First and foremost is the indomitable Angela Merkel, German chancellor since 2005.  In her final term, her power has dipped and her party's parliamentary bloc shrunk, but she just concluded a difficult coalition accord with the Social Democrats. This will provide some vital stability in a Europe shaken by a populist surge in Italy and Central Europe.  Merkel is still an anchor for Europe, which the continent badly needs.

Which brings us to the second European leader to watch: Theresa May, the weakened prime minister of the United Kingdom.  The U.K.'s drawn-out Brexit is further destabilizing Europe. This year will reveal whether May can negotiate a divorce from the European Union without crashing her island's economy and sparking new strife in Northern Ireland.

Then I would watch the two female Baltic presidents, Kersti Kaljulaid of Estonia and the reelected Dalia Grybauskaite of Lithuania.  It takes particular skill to manage Baltic affairs with Vladimir Putin's Russia breathing down their necks and seeking to manipulate their politics, but the Baltic leaders have been managing astonishingly well.
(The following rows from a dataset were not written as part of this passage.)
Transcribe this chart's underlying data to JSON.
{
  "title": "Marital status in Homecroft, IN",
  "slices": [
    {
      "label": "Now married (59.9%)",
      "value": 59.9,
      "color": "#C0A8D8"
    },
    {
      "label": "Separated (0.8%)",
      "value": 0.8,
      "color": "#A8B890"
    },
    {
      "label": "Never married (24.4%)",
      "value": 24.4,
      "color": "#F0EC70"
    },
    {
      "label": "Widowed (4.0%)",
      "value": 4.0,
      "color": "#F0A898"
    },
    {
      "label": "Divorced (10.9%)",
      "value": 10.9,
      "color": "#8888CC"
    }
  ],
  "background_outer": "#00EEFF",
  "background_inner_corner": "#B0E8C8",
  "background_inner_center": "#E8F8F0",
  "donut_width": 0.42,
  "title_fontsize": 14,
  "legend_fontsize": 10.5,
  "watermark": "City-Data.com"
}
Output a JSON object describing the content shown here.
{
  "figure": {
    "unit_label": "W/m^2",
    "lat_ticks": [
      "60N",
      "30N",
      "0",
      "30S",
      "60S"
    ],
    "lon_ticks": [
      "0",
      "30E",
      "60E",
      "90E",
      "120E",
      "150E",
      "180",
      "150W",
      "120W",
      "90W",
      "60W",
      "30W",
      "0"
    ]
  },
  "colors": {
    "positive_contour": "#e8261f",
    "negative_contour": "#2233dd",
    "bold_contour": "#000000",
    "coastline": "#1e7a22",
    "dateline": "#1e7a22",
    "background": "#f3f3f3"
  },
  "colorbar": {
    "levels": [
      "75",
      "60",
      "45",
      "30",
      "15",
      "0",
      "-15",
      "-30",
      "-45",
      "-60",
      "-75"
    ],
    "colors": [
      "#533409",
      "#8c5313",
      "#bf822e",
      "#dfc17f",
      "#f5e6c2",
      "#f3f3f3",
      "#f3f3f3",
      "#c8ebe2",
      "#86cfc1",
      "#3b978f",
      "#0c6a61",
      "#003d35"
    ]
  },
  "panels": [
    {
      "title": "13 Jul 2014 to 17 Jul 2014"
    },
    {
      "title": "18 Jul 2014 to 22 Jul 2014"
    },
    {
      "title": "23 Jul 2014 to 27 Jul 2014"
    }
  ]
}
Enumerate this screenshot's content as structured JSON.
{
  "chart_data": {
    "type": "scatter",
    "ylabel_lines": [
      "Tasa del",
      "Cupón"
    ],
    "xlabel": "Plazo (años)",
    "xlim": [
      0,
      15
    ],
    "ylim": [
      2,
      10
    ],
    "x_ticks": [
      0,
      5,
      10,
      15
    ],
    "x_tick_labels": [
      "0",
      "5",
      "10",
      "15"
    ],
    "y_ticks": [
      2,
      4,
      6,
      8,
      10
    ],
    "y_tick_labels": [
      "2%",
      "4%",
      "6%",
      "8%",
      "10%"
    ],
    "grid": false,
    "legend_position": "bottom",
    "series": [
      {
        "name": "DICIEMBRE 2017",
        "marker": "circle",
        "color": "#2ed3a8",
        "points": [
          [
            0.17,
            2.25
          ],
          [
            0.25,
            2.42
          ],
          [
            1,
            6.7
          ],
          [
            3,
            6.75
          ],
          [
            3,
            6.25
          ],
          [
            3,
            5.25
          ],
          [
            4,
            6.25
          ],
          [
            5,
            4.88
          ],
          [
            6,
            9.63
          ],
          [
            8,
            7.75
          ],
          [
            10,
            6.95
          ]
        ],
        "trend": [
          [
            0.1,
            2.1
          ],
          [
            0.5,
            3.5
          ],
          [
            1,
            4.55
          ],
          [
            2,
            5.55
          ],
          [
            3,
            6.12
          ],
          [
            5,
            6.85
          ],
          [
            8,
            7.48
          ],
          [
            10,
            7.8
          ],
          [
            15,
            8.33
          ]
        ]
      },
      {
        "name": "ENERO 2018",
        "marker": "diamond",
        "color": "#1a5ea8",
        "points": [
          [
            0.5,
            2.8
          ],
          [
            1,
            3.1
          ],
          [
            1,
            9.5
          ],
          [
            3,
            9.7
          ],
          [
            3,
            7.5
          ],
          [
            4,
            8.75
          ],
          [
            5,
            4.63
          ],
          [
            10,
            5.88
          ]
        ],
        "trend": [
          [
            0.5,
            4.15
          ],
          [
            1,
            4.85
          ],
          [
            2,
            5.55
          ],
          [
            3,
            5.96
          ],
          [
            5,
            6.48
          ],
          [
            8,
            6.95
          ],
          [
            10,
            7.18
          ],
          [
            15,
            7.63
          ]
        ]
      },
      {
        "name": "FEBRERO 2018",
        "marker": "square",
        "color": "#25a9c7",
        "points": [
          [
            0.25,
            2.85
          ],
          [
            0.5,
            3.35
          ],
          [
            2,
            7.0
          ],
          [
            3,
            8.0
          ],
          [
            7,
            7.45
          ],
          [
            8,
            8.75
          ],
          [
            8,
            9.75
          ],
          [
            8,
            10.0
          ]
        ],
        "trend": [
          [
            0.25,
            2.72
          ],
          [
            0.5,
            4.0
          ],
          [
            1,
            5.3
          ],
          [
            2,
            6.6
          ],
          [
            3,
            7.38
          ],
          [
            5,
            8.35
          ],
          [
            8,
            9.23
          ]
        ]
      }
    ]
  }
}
Speaking of Russia, I would watch Russian presidential candidate Ksenia Sobchak, a 36-year-old former TV star who has had the gall to challenge  Putin in the March 18 presidential election.  She will probably draw only a tiny  percentage of the vote but has at least managed to insert some real issues into state-controlled TV coverage.  (She is tolerated as a candidate, unlike the banned and far more potent opposition leader Alexei Navalny, because her dad was a friend of Putin's and her unthreatening presence gives Putin cover to claim the election is free.)

I would also recommend watching Taiwanese President Tsai Ing-wen, who is not recognized as a sovereign leader by China or the United Nations. She has had to govern with a strong and steady hand to balance Beijing's constant pressure and President Trump's Taiwan gaffes. (By the way, you won't find any senior female leaders in Beijing, where President Xi Jinping will be confirmed as virtual president for life this week.)

And finally, it's worth paying attention to the talented Michelle Bachelet, first Chilean president since 1932 to win twice in the presidential elections, as well as New Zealand's Jacinda Ardern, who at 37 is the youngest prime minister in the world.

With such a tiny sample of women leaders, it's hard to tell whether their performance is truly affected by gender or whether it reflects their countries' cultures and histories in the same way it does for their male counterparts.

But we will never know until the sample is vastly expanded.  And, if the Gender Gap report is correct, that won't happen in my lifetime or yours.